烏兎怱怱。月日に関守なく、光陰惜しむ可し。
老いた者には一瞬、若草のような者からしてみれば、それでも人間を変えるには十分な時間だった。
毎日。
毎日毎日、毎日毎日毎日、毎日毎日毎日毎日毎日毎日毎日毎日毎日毎日毎日毎日絶望し、掻き毟っていたカヤの首筋も、今ではすっかりをその若さを取り戻している。
大社での日ごとの勤めも恙なくこなし、白衣に葦葉の袴も、今では墨で汚すこともなく、まるで昔からそうであったかのようにすっかりと板についていた。
けれど、そこに声はない。ただ静かに、ただひたすら静謐に毎日を繰り返していた。ゲンタには、会うことはおろか噂の一つすら聞こえてこない。
気配を殺して大社の外へ出ようと試みたこともあったが、必ずどこかで誰かに声を掛けられた。常に、見張られているのだ。人の好さそうな小間使いの女も、惚気話を聞かせてくる衛士も、みんな、みんな、巫覡部の職務を忠実に守っているのだ。
「御言女様、いよいよ民に存在を知らしめる巡行の勅許が下されましてございます」
或る日、草色の水干を纏ったあの男が、平伏しながらカヤにそう言った。
およそ一年ぶりに聞いた耳障りな声に、お前に捕まりさえしなければと思ったのだが、それをわざわざ懐紙に書いて伝えるのも面倒である。だから、薄布に隠された口を、大袈裟にへの字に曲げることをもって感情を表した。それはきっと目も歪めているのだろうが、どうせ多くの者はカヤの目を見ない。
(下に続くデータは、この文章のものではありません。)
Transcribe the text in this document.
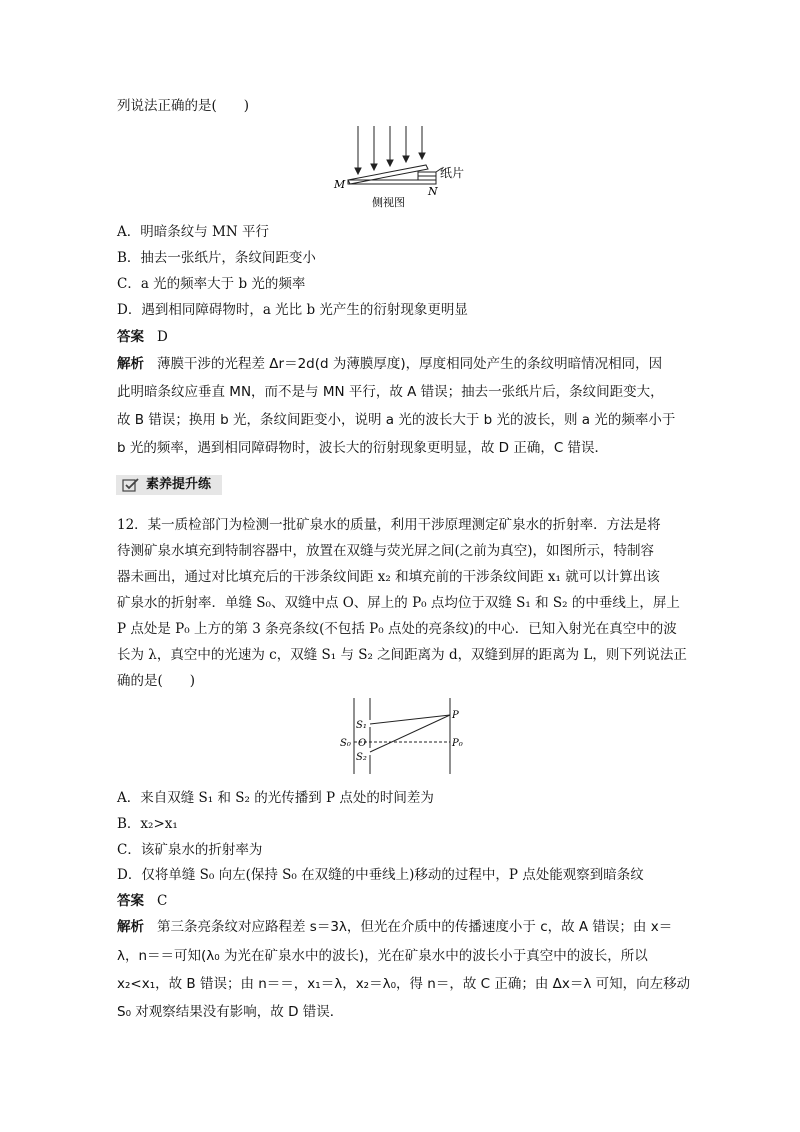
列说法正确的是(　　)
M
N
纸片
侧视图
A．明暗条纹与 MN 平行
B．抽去一张纸片，条纹间距变小
C．a 光的频率大于 b 光的频率
D．遇到相同障碍物时，a 光比 b 光产生的衍射现象更明显
答案 D
解析 薄膜干涉的光程差 Δr＝2d(d 为薄膜厚度)，厚度相同处产生的条纹明暗情况相同，因
此明暗条纹应垂直 MN，而不是与 MN 平行，故 A 错误；抽去一张纸片后，条纹间距变大，
故 B 错误；换用 b 光，条纹间距变小，说明 a 光的波长大于 b 光的波长，则 a 光的频率小于
b 光的频率，遇到相同障碍物时，波长大的衍射现象更明显，故 D 正确，C 错误．
素养提升练
12．某一质检部门为检测一批矿泉水的质量，利用干涉原理测定矿泉水的折射率．方法是将
待测矿泉水填充到特制容器中，放置在双缝与荧光屏之间(之前为真空)，如图所示，特制容
器未画出，通过对比填充后的干涉条纹间距 x₂ 和填充前的干涉条纹间距 x₁ 就可以计算出该
矿泉水的折射率．单缝 S₀、双缝中点 O、屏上的 P₀ 点均位于双缝 S₁ 和 S₂ 的中垂线上，屏上
P 点处是 P₀ 上方的第 3 条亮条纹(不包括 P₀ 点处的亮条纹)的中心．已知入射光在真空中的波
长为 λ，真空中的光速为 c，双缝 S₁ 与 S₂ 之间距离为 d，双缝到屏的距离为 L，则下列说法正
确的是(　　)
S₁
S₀ O
S₂
P
P₀
A．来自双缝 S₁ 和 S₂ 的光传播到 P 点处的时间差为
B．x₂>x₁
C．该矿泉水的折射率为
D．仅将单缝 S₀ 向左(保持 S₀ 在双缝的中垂线上)移动的过程中，P 点处能观察到暗条纹
答案 C
解析 第三条亮条纹对应路程差 s＝3λ，但光在介质中的传播速度小于 c，故 A 错误；由 x＝
λ，n＝＝可知(λ₀ 为光在矿泉水中的波长)，光在矿泉水中的波长小于真空中的波长，所以
x₂<x₁，故 B 错误；由 n＝＝，x₁＝λ，x₂＝λ₀，得 n＝，故 C 正确；由 Δx＝λ 可知，向左移动
S₀ 对观察结果没有影响，故 D 错误．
未来を編むが故に崇められ、奉られ、未来を編むが故に畏れられ、怖れられ、そして祀られる。
もうどうしようもなく人ではなく、人でなし。
いっそ傲慢な神のふりでもしようかと。
けれど、神は示すばかりで口がない。
噤祝の儀の何が祝か。
己を屠り、神の口を作る呪ではないか。
人でなく、神でなし。
然らば己はなんであるのか。
彼ならば。
彼ならばこんな己を定義しようにも、都より後の行方は杳として知れず。
巡行の間、銀象嵌螺鈿漆塗りの女乗物に押し込められ、御簾越しに民衆を見ながらも、カヤはそんなことばかりを考えていた。
そうして二週間後、凛と構えた佇まいを演じていたカヤの巡行は、赤烏との国境にほど近い阿和村に差し掛かった。
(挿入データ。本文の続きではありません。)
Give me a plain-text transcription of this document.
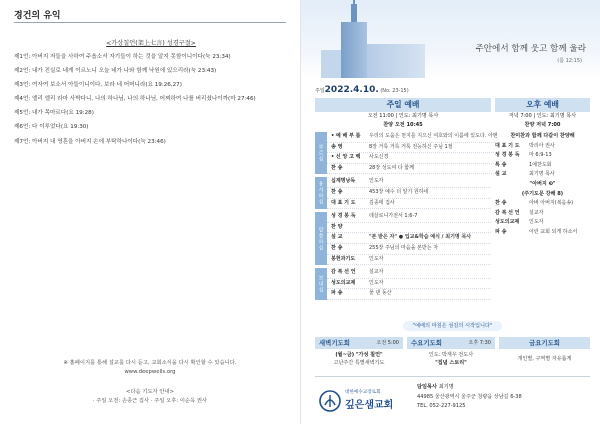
경건의 유익
<가상칠언(架上七言) 성경구절>
제1언: 아버지 저들을 사하여 주옵소서 자기들이 하는 것을 알지 못함이니이다(눅 23:34)
제2언: 내가 진실로 네게 이르노니 오늘 네가 나와 함께 낙원에 있으리라(눅 23:43)
제3언: 여자여 보소서 아들이니이다, 보라 네 어머니라(요 19:26,27)
제4언: 엘리 엘리 라마 사박다니, 나의 하나님, 나의 하나님, 어찌하여 나를 버리셨나이까(마 27:46)
제5언: 내가 목마르다(요 19:28)
제6언: 다 이루었다(요 19:30)
제7언: 아버지 내 영혼을 아버지 손에 부탁하나이다(눅 23:46)
※ 홈페이지를 통해 설교를 다시 듣고, 교회소식을 다시 확인할 수 있습니다.
www.deepwells.org
<다음 기도자 안내>
· 주일 오전: 손종근 집사 · 주일 오후: 이순옥 권사
주안에서 함께 웃고 함께 울라
(롬 12:15)
주일2022.4.10. (No. 23-15)
주일 예배	오후 예배
오전 11:00 | 인도: 최기명 목사
찬양 오전 10:45
부르심
• 예 배 부 름	우리의 도움은 천지를 지으신 여호와의 이름에 있도다. 아멘
송 영	8장 거룩 거룩 거룩 전능하신 주님 1절
• 신 앙 고 백	사도신경
찬 송	28장 성도여 다 함께
용서하심	십계명낭독	인도자
찬 송	453장 예수 더 알기 원하네
대 표 기 도	김종태 집사
말씀하심
성 경 봉 독	데살로니가전서 1:6-7
찬 양
설 교	"본 받은 자" ● 입교&학습 예식 / 최기명 목사
찬 송	255장 주님의 마음을 본받는 자
봉헌과기도	인도자
보내심
감 복 선 언	설교자
성도의교제	인도자
파 송	물 댄 동산
저녁 7:00 | 인도: 최기명 목사
찬양 저녁 7:00
찬미찬과 함께 다같이 찬양해
대 표 기 도	박리아 권사
성 경 봉 독	마 6:9-13
특 송	1예찬도회
설 교	최기명 목사
"아버지 ❸"
(주기도문 강해 8)
찬 송	아버 아버지(복음송)
감 복 선 언	설교자
성도의교제	인도자
파 송	이런 교회 되게 하소서
"예배의 마침은 섬김의 시작입니다"
새벽기도회	오전 5:00	수요기도회	오후 7:30	금요기도회
(월~금) "가성 칠언"
고난주간 특별새벽기도
인도: 박재우 전도사
"집념 스토리"
개인별, 구역별 자유롭게
대한예수교장로회
깊은샘교회
담임목사 최기명
44985 울산광역시 울주군 청량읍 상남길 6-38
TEL. 052-227-9125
およそ百年前に興った赤烏は、元々が白葦の一部だったため、建国以来、両国の間では戦が絶えない。そうなれば、東の峠を僅かに一つ越えれば赤烏という場所にある阿和村への巡行については、当然、朝廷内から反対の意見があった。
しかし、五十年ぶりの御言女である。巫覡部の熱意に押され、御三卿の残りの二家も警護を出すという条件で、隅々に至るまで、国内遍く村々への巡行が決定したのだった。
したがって、行列の供をする者がいつもより多かったのだが、宿ですら満足に景色を見ることがかなわないカヤが、そのことに気付くはずもなく、警護を与る武部の者の位が、それまでよりも低いことなど、尚の事である。
そしてその日はやってくる。
ほど近い大きな村落で一泊し、朝もやの晴れる前に出立した巡行の行列は、巳の刻の内には阿和村に差し掛かり、東からは夏の盛りにおいても木の少ない灰色の山が迫ってきた。
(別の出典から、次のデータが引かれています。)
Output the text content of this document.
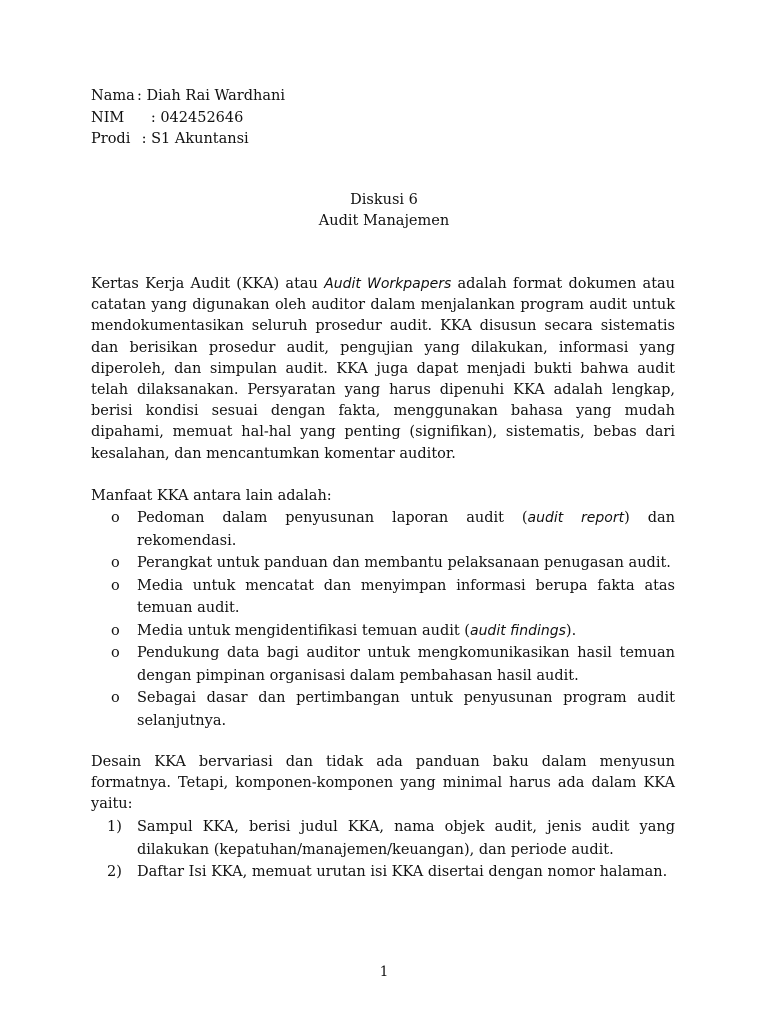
Nama : Diah Rai Wardhani
NIM   : 042452646
Prodi : S1 Akuntansi
Diskusi 6
Audit Manajemen

Kertas Kerja Audit (KKA) atau Audit Workpapers adalah format dokumen atau catatan yang digunakan oleh auditor dalam menjalankan program audit untuk mendokumentasikan seluruh prosedur audit. KKA disusun secara sistematis dan berisikan prosedur audit, pengujian yang dilakukan, informasi yang diperoleh, dan simpulan audit. KKA juga dapat menjadi bukti bahwa audit telah dilaksanakan. Persyaratan yang harus dipenuhi KKA adalah lengkap, berisi kondisi sesuai dengan fakta, menggunakan bahasa yang mudah dipahami, memuat hal-hal yang penting (signifikan), sistematis, bebas dari kesalahan, dan mencantumkan komentar auditor.

Manfaat KKA antara lain adalah:

o Pedoman dalam penyusunan laporan audit (audit report) dan rekomendasi.
o Perangkat untuk panduan dan membantu pelaksanaan penugasan audit.
o Media untuk mencatat dan menyimpan informasi berupa fakta atas temuan audit.
o Media untuk mengidentifikasi temuan audit (audit findings).
o Pendukung data bagi auditor untuk mengkomunikasikan hasil temuan dengan pimpinan organisasi dalam pembahasan hasil audit.
o Sebagai dasar dan pertimbangan untuk penyusunan program audit selanjutnya.

Desain KKA bervariasi dan tidak ada panduan baku dalam menyusun formatnya. Tetapi, komponen-komponen yang minimal harus ada dalam KKA yaitu:

1) Sampul KKA, berisi judul KKA, nama objek audit, jenis audit yang dilakukan (kepatuhan/manajemen/keuangan), dan periode audit.
2) Daftar Isi KKA, memuat urutan isi KKA disertai dengan nomor halaman.
1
待ちきれない幾人かが、急ごしらえの道の脇でうずくまるように頭を垂れているが、その人数は他よりもやはり少ない。
百年より前であれば、この村も峠を行き来する人々でさぞかし賑わっていたであろうが、赤烏がある今となっては、その想像も詮ないことである。それでも、カヤが御簾から薄すらと覗く景色に障害物は少なく、代々にわたって挫けることなく土地を拓いてきたことが分かる。
人々の好奇の目に晒されながら、一行がやがて集落の中ほどまで進んだ頃、幾筋かの煙が見えた。
「あれは飯炊きか?」
馬に跨り得意気に先頭をいく草色の男が、手近な集落の男に問うが、「あの辺りには、確か家はなかったはずです」と、その反応は芳しくない。
「急ぎ柵を作れ! 寅より敵襲の気配有り!」
間を置かずして、武部の若い侍大将の声が木霊し、一気に慌ただしくなってきた。怒鳴るような大声とともに、多くの足音やガチャガチャとした金属の音がカヤの横を通り過ぎ、遠くからも同じような音が聞こえてくる。
「御言女様をお守りせよ! ここが命の捨て時ぞ!」
勇ましい言葉と悲鳴が交錯する。
馬の蹄の音が遠のいていく。
カヤの乗った駕籠が後退する。
けれど、彼女の耳に飛び込んでくる音は一向に小さくならない。
ときおり、火縄銃の銃声が十重に二十重に聞こえる。
阿和村の住民は無事に逃げ出せただろうかと、どこか他人事のようにカヤは思っていた。
駕籠がガクンと落ちた。先に前方、次いで後方も。
そうだというのに、カヤの心は不思議と凪いでいた。
駕籠の戸が横に動き、朱塗りの籠手が中に入ってはすぐに引っ込んだかと思うと、目の下頬を着けた鎧武者の顔が覗いた。
「御言女様にあらせられるか?」
この期に及んで何を誤魔化す必要があろうかと、カヤは動揺もせずに一つ頷く。
――この小川 霧そ結べる たぎちたる 走井の上に 言挙げせねども
どこからか声がした。
刹那、辺りに濃い霧が立ち込め、やや遅れて鎧武者が白目をむいて倒れた。それは連鎖し、駕籠の周辺にいる者たちが次々と倒れ伏す。
二人。土を踏む音が聞こえ、今度は黒い水干の男が、今なお駕籠の中で泰然自若としているカヤをギョロリと覗き込んだ。